Allied Studies / Rohit Mujumdar

Bodies, Cities, Ecologies

Postcards from Mumbai and Nairobi



In this three week long Bodies, Cities, Ecologies course, our goal explored the ways in which bodies marked by the differences of caste, religion and gender, and the spaces of city neighbourhoods and their ecologies shaped one another. We approached our goal by setting week-long teaching and learning objectives to achieve the overall course goal. In the first week, we read four texts to situate ourselves in questions of difference, space and ecology. In reading this scholarship, students shared notes to produce a short response paper. In their response, students articulated the questions that emerged for them through the reading of scholarship.

Student questions culled from readings
We used the evenings to walk three neighbourhoods along Dahisar river where we would explore our course goal through a field-based inquiry. During the second week, students conducted fieldwork in two of these neighbourhoods— a vasti along a mangrove edge and a privately plotted town planning scheme besides the river—based on the questions they articulated through the reading of scholarship, on the one hand, and through the field-based engagement, on the other hand. The objective of conducting this fieldwork was to draw out stories through short vignettes of 250 words accompanied by a photograph or drawing. During the third week, students compiled these narratives in the form of picture postcards, which could be read together to engage in a conversation about socionatures.
Four kinds of stories emerged from the vasti:

queer practices of faith and spirituality;
“Unka gussa bohot khatarnak hai.!”


“Jab bhi Aai khelne aati thi na woh mujhe sab batata tha, ki aage kya hone wala hai.”

complexities of tenure, surveillance and security
Gully number one to four falls under the SRA scheme. As one goes from the main road  towards the mangroves, more corners and small pockets are created. The families living in this area have both the man and woman working in hospitality and services in the neighbouring locality. They have electric and water supply in all the houses.

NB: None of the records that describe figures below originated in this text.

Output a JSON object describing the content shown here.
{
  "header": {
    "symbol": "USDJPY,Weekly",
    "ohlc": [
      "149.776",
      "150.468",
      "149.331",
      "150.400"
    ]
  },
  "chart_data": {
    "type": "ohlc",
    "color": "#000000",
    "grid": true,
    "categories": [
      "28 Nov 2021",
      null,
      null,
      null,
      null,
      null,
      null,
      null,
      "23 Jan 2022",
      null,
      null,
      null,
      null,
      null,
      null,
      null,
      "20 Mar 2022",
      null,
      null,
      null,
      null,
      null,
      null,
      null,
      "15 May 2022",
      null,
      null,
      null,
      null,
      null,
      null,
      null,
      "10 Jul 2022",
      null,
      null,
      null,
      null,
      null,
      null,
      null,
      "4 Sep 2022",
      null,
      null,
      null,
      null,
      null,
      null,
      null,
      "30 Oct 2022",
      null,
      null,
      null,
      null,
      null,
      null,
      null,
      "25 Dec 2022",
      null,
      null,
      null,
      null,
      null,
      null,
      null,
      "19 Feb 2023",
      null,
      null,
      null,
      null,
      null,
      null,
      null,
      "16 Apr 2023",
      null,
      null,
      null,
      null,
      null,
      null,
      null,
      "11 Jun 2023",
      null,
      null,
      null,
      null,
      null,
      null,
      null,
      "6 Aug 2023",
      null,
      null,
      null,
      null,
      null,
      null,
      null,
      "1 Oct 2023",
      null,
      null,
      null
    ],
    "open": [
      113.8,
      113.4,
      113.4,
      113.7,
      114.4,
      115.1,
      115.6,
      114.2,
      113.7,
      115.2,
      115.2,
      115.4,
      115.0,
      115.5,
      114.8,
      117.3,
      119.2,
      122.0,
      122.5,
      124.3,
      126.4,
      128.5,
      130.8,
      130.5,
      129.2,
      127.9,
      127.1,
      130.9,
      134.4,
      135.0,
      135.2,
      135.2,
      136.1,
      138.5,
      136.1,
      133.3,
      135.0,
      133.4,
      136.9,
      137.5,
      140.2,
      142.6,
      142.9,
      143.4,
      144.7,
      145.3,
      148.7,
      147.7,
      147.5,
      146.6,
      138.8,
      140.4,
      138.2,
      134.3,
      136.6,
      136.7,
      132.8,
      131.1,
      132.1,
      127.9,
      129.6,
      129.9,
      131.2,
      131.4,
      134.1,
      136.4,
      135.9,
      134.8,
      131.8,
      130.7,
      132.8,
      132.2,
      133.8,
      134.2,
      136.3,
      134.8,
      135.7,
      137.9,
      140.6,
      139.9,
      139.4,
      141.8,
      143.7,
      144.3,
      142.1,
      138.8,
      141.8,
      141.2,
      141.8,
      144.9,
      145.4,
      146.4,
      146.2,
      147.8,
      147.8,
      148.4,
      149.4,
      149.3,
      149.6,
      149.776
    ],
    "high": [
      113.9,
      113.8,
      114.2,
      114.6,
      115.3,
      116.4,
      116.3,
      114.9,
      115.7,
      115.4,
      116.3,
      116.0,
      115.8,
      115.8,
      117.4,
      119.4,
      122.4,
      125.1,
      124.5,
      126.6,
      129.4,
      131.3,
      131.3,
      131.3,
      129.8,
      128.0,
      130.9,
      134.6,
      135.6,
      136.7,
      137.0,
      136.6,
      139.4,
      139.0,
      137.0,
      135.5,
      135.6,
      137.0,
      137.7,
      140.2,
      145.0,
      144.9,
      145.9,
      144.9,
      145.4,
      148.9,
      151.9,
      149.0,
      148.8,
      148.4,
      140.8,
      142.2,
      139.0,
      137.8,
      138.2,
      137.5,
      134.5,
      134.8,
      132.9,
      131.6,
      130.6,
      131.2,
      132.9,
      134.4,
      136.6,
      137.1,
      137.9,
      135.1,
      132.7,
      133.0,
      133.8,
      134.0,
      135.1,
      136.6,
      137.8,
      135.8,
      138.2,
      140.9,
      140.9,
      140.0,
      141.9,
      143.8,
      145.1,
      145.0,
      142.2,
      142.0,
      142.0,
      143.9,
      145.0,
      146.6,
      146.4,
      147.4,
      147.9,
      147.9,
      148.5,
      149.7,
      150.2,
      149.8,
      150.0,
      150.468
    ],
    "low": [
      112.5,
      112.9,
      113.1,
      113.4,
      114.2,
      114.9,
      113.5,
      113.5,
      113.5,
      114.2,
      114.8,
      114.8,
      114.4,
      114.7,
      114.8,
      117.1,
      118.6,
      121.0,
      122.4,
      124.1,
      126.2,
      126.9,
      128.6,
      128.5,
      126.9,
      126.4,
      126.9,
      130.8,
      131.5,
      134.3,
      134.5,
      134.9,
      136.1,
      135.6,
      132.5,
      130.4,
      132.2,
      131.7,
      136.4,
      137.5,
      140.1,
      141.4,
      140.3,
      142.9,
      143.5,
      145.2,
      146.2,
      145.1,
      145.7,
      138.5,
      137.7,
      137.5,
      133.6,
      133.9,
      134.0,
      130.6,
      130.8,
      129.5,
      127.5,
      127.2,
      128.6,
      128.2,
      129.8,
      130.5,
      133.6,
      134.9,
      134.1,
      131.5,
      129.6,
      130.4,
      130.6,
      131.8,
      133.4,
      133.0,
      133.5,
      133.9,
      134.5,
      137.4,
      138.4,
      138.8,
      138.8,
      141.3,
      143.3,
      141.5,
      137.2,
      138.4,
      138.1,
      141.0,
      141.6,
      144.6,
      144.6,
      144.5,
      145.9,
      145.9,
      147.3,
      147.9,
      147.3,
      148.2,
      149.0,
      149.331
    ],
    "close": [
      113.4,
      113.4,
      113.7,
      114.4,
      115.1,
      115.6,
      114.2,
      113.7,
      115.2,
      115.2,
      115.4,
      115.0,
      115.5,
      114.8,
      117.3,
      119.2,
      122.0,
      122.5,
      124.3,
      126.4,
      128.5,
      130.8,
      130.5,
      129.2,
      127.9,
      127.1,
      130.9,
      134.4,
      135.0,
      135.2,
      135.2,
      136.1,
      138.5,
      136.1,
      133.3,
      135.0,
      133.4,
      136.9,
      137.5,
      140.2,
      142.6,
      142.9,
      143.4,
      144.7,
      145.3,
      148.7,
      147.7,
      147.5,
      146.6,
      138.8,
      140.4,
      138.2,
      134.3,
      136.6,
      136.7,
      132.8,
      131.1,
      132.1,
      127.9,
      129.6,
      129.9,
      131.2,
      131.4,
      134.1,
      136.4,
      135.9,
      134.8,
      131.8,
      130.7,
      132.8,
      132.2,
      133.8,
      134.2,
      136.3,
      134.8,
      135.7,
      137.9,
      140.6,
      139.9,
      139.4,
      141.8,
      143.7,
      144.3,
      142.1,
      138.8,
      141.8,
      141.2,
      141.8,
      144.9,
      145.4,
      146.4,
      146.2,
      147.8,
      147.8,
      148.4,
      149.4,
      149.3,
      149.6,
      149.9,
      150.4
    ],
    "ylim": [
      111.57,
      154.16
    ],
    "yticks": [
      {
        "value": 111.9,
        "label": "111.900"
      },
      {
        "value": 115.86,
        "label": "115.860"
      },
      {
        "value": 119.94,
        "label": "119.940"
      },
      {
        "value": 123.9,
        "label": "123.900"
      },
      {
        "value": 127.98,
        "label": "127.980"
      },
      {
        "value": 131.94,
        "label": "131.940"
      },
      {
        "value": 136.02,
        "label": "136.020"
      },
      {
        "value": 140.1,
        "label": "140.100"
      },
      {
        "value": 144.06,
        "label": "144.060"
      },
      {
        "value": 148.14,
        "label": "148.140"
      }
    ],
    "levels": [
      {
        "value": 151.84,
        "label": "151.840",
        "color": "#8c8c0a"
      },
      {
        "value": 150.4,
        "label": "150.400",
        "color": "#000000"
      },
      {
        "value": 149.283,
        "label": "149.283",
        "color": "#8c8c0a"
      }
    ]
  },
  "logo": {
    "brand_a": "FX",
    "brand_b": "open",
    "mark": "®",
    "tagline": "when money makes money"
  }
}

As the settlement grew and formed quieter pockets, crime and abuse also began to fester in these spaces which led to the rent of the gully being lowered as rumors began to float amongst the residents about the conditions of the gully changing at night. A majority of cameras were installed by ‘the owner’ to cease the rumours that were spreading and to balance the rent.


gendered practices to share resources;
Water is a valuable resource in the settlement as piped municipal water supply is limited to an hour each day. Around five to six households depend on a solitary tap for their daily water requirements. Women from the households adjacent to the baoli actively choose to grow plants and trees around it. While men contractors construct houses and baolis from stone, cement and asbestos sheets, women design, cultivate and tend to the landscape of the narrow lanes around baolis with plants and trees.

and, even about practices to soften and make a harsh landscape hospitable to everyday life.
In a settlement where space is already scarce, various methodologies of claiming space begin to form. One such instance occurs at the far end of gully no.14, where a resident has extended his house to form a garden. He has claimed the land in front of his house by landfilling the creek and building a garden.  Various such interventions have emerged that not only soften the harsh conditions that exists within the settlement but also allow the residents to claim their space.


The privately plotted town planning scheme unraveled four kinds of stories about the intersections of religiosity and everyday life of apartments:

stories of notional boundaries and amenities shaped by practices of religiosity;

The blunt contrast of newly built modern housing apartments with amenities that entice one to utilize the most of it and the old mellow bungalows and 2 stories building with their intimate spaces that appeal to socialization and play has created  invisible boundaries between communities and people , where the mental map of the neighborhood explains how their extent of routine is held back to specific areas.


the transformation of the apartment type due the practices of religiosity and the spatial affordances it offers;
and, the complexities of stakes involved in the transformation of the former bungalow type into apartments;
" We are one big family, not 17 families ", says Edmund while walking us through his 60 year old bunglow, located on road no.5 in Daulat Nagar. Edmund Sunil Lazez, born in 1960, is a dedicated employee of Bombay Diocesan Trust Association. 

“The land has been in our family for 3 generations,” Edmund explains. “The land was purchased by my grandfather from Seth daulatram , grandfather was a Dean in Gujarat during British raj. He  moved here to Bombay with his 5 sons and two daughters, in the search of a good education”. The initial bungalow which was built in the 1960s was only ground floor , later as the family grew they added more floors. His grandfather  added an extension to the original building for his aunt, Later in the late 70s. While Edmund is an only child , he has 5 cousins.  “Since we all inherit the land ,  if we ever choose to redevelop the land , all of them have a share”.  

and, practices to soften a densifying and hard builtform due to practices of redevelopment.
The house which was initially a one floor terrace is now a three floor terrace since 2000. After these changes the ground was utilized for more commercial purposes , but Deepak ji was too attached to the garden just to leave it like that. So, he shifted the whole thing on his terrace .
The garden on Deepak ji's terrace is a collection of various plants which Deepak ji himself handpicked. From neem, to okra, to bamboo, they occupy the floor, the parapet, the walls, and also the chimney, almost blurring the builtform of the terrace.